Hinterriß – Natur, Geschichte und Wege im Karwendel
Hinterriß ist die einzige Dauersiedlung im Karwendel und bleibt das ganze Jahr über bewohnt. Schon der Fund eines bronzezeitlichen Schwertes belegt, dass sich hier bereits in der Frühgeschichte Menschen aufhielten.
Naturparkhaus und Spuren der Geschichte
Ein guter Anlaufpunkt für die Beschäftigung mit der Region ist das Naturparkhaus Hinterriß. Im Sommer ist es vom 1. Mai bis Ende Oktober jeweils von Mittwoch bis Montag von 09:00 bis 17:00 Uhr geöffnet; dienstags ist Ruhetag. Die Ausstellung setzt Schwerpunkte auf die Natur und Geschichte, die Jagd sowie die Menschen des Karwendels.
Hinter dem Naturparkhaus liegt der 2012 angelegte Themenweg „Goldener Nagel“, der über die geologische Bedeutung des Karwendels informiert. Beim Naturparkhaus waren ab dem darauffolgenden Frühling außerdem Informationen zum Goldenen Nagel am Kuhjoch und zur Trias-Jura-Grenze vorgesehen. Der Goldene Nagel markiert dort einen Referenzpunkt für den Übergang zwischen zwei Erdzeitaltern vor rund 199,6 Millionen Jahren. Ein weiteres Ziel für eine kurze, besondere Pause ist das Labyrinth in Hinterriß. Es gehört zum Typ des kretischen beziehungsweise klassischen Labyrinths mit typischerweise sieben Umgängen. In seinem Zentrum befindet sich eine Keramik, die den Artenreichtum des Karwendels symbolisiert und zum Verweilen und Nachdenken einlädt.

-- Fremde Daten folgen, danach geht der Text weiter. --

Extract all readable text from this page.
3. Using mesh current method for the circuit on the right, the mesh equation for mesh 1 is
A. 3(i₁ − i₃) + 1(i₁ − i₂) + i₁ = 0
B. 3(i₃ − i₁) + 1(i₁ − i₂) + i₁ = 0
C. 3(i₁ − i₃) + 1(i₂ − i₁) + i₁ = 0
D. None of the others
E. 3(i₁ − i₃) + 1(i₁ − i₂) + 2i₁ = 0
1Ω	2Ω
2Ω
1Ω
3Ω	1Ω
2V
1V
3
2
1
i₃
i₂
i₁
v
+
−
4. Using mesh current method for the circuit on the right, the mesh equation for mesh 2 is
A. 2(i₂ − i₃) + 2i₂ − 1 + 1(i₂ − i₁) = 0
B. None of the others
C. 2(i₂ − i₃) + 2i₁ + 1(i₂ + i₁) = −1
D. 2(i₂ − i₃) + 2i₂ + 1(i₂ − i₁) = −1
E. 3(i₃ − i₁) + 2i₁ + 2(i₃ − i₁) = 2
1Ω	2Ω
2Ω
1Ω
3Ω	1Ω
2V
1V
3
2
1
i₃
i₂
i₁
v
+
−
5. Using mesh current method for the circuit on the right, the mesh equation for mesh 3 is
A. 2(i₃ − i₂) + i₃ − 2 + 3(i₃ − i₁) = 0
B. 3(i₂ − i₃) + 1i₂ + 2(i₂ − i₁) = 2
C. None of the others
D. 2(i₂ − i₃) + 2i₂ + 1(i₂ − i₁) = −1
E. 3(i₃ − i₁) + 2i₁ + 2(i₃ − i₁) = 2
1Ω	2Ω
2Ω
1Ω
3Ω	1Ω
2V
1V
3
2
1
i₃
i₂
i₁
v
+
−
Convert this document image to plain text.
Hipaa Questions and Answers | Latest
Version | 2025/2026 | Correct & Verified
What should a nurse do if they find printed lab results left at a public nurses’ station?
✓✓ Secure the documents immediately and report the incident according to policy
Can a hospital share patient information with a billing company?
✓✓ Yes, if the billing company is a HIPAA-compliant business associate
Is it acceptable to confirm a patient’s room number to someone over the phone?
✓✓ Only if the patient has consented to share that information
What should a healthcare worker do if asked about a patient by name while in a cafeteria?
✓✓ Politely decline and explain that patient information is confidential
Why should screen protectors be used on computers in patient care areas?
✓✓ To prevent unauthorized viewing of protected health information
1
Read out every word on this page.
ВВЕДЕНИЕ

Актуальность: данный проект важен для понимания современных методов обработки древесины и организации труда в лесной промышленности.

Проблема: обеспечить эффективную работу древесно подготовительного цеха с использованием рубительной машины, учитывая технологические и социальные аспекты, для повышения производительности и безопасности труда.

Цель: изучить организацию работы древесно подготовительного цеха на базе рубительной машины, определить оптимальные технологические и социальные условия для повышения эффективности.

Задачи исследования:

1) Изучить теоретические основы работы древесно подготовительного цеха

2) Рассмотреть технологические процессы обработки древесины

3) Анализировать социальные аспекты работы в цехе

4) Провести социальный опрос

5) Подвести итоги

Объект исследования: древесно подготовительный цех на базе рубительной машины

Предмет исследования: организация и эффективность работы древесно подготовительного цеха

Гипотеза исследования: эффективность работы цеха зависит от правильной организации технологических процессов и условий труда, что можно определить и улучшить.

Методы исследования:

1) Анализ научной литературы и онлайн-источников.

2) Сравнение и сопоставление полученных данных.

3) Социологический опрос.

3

Auch die jüngere Geschichte des Ortes ist mit dem Karwendel verbunden: Herzog Ernst II. von Sachsen-Coburg und Gotha nutzte ab 1860 sein Jagdschloss in Hinterriß, um das gesamte Karwendel-Gebiet als Jagdrevier zu nutzen. Noch weiter zurück reicht eine steinzeitliche Handelsroute für Feuerstein, die durch das Rißtal über das Plumsjoch zum Achensee und ins Inntal sowie weiter über die Alpen nach Süden verlief.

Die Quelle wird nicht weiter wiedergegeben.